Y fluyendo implacable en la escena taurina, la muerte: “La presencia de la muerte en la fiesta, elemento esencial y constitutivo de ella, pone al espectador con la insoslayable cuestión de ser o dejar de ser…No se olvide que el acontecimiento en que la muerte es por sí misma espectáculo son los toros”, escribió Tierno Galván. Y la muerte le esperaba allí, en Talavera, en la plaza que reinaugurara en 1890 el señó Fernando. Adonde fue, ahuyentado por el público madrileño –rescindió el contrato para esa tarde del 16 en Madrid – que el día antes, festividad de San Isidro toreando con Belmonte, fueron abroncados escandalosamente. Se refugió junto con su cuñado Ignacio Sánchez Mejías, en una corrida de compromiso e insustancial, organizada por ellos mismos, con toros sin historia hasta que Bailaor tuvo su instante de gloria y ahí está en la memoria fatídica del toreo recordado año tras año desde hace, ahora, cien.

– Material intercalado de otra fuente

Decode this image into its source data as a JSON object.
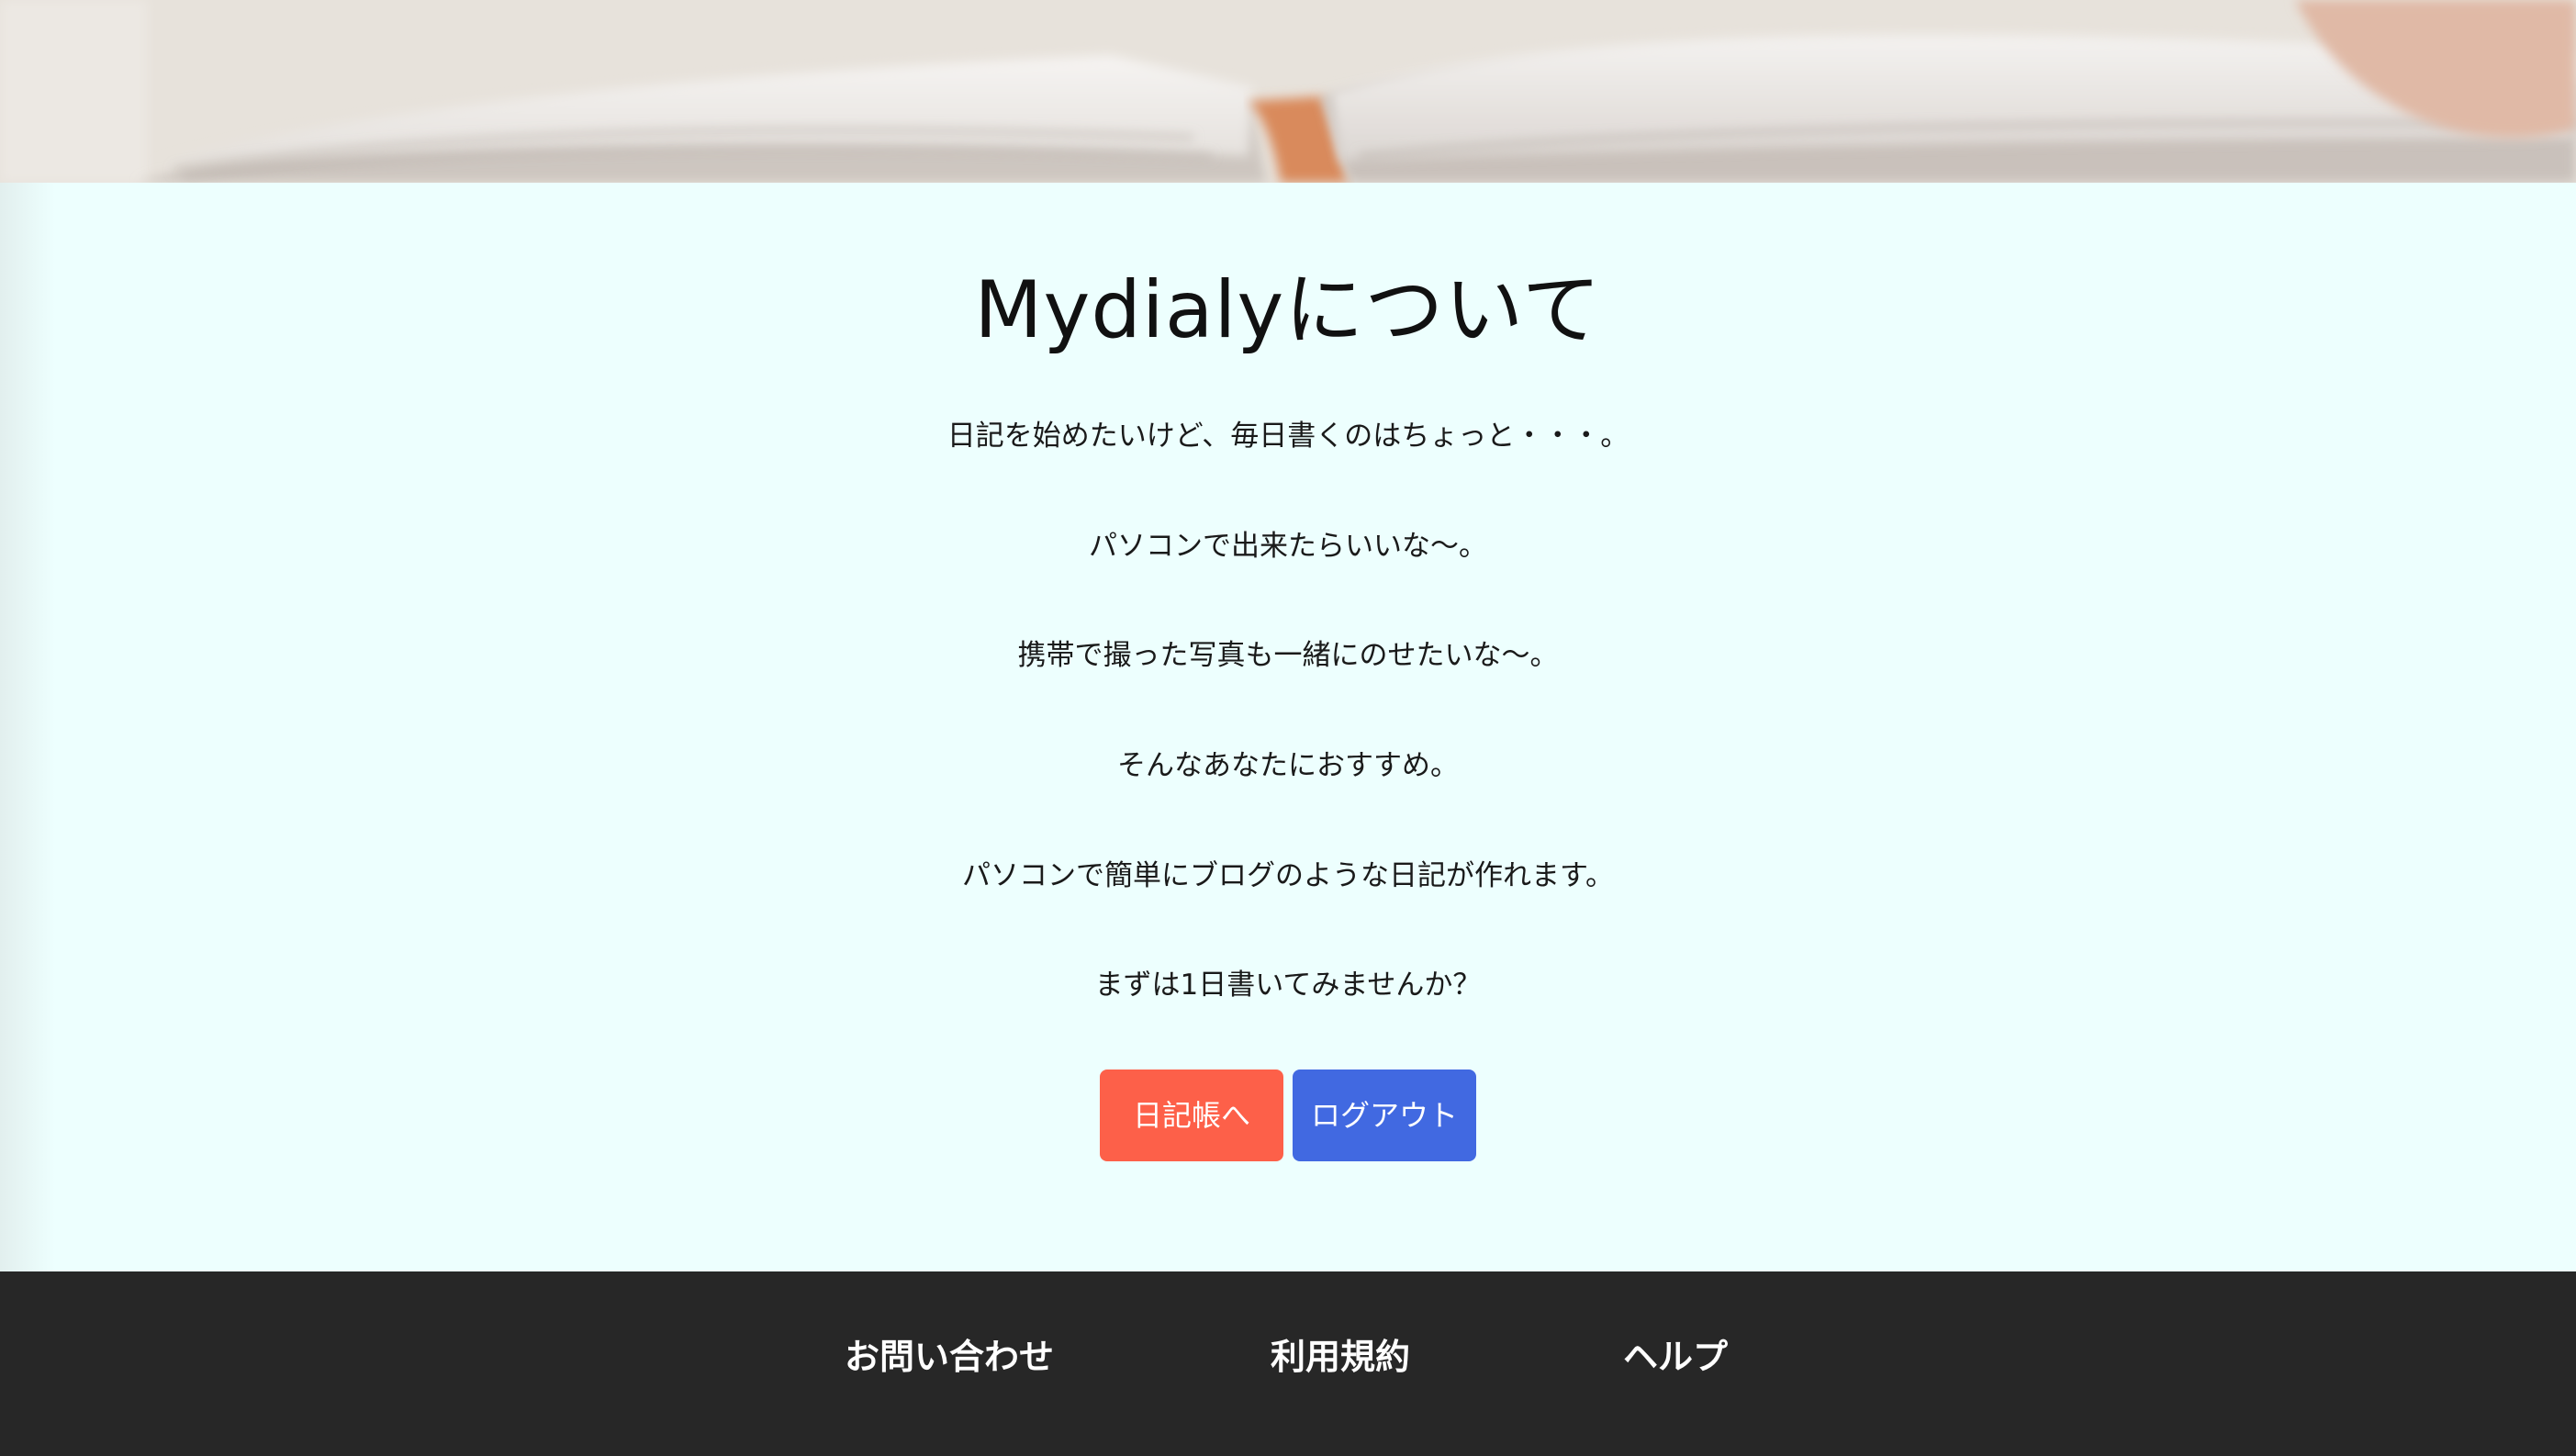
{
  "hero": {
    "image": "open-book-photo"
  },
  "about": {
    "title": "Mydialyについて",
    "paragraphs": [
      "日記を始めたいけど、毎日書くのはちょっと・・・。",
      "パソコンで出来たらいいな〜。",
      "携帯で撮った写真も一緒にのせたいな〜。",
      "そんなあなたにおすすめ。",
      "パソコンで簡単にブログのような日記が作れます。",
      "まずは1日書いてみませんか？"
    ],
    "buttons": {
      "diary_label": "日記帳へ",
      "logout_label": "ログアウト"
    }
  },
  "footer": {
    "links": [
      "お問い合わせ",
      "利用規約",
      "ヘルプ"
    ]
  },
  "colors": {
    "content_bg": "#edfffe",
    "diary_button": "#fd6049",
    "logout_button": "#4169e1",
    "footer_bg": "#272727"
  }
}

José y Juan: el toreo moderno

Las comitivas fúnebres que acompañaron el entierro de Joselito desde Talavera al cementerio de San Fernando en Sevilla tuvieron dimensiones soberanas –había muerto “el rey de los toreros” – figura popular de alcance ilimitado, noticia de portada en la prensa nacional e internacional, llorado por las gentes lamentando la orfandad de su ídolo, porque entonces los toreros eran héroes populares. Al paso del expreso de Andalucía por Alcázar, se detuvo – me contaba mi padre con 17 años a la sazón – abrieron el furgón recubierto de crespones negros que portaba el féretro, le cambiaron los velones, añadieron coronas de flores, le rezaron un responso y el pueblo alcazareño que abarrotaba los andenes aclamaba al torero y dieron sus condolencias a la cuadrilla, parientes y allegados. La fonda, en la que tantos toreros se templaban con café y nuestras tortas, se convirtió en un improvisado recinto para el duelo. Y el tren continuó camino de la eternidad.

Mausoleo de Joselito, obra de Mariano Benlliure
ANTONIO MORENO GONZÁLEZ
Catedrático emérito de la Universidad Complutense de Madrid. Investigador siempre unido a la cultura de Alcázar, precursor de encuentros culturales junto al grupo “Jarra de zurra”, cuyas actividades se desarrollaban en pleno régimen y transición española, pregonero de la feria en 2016, hoy en día, sigue publicando y colaborando en muchos proyectos en el ámbito educativo en torno a la ciudad de Alcázar de San Juan, su sitio de nacimiento, en el barrio de Santa María.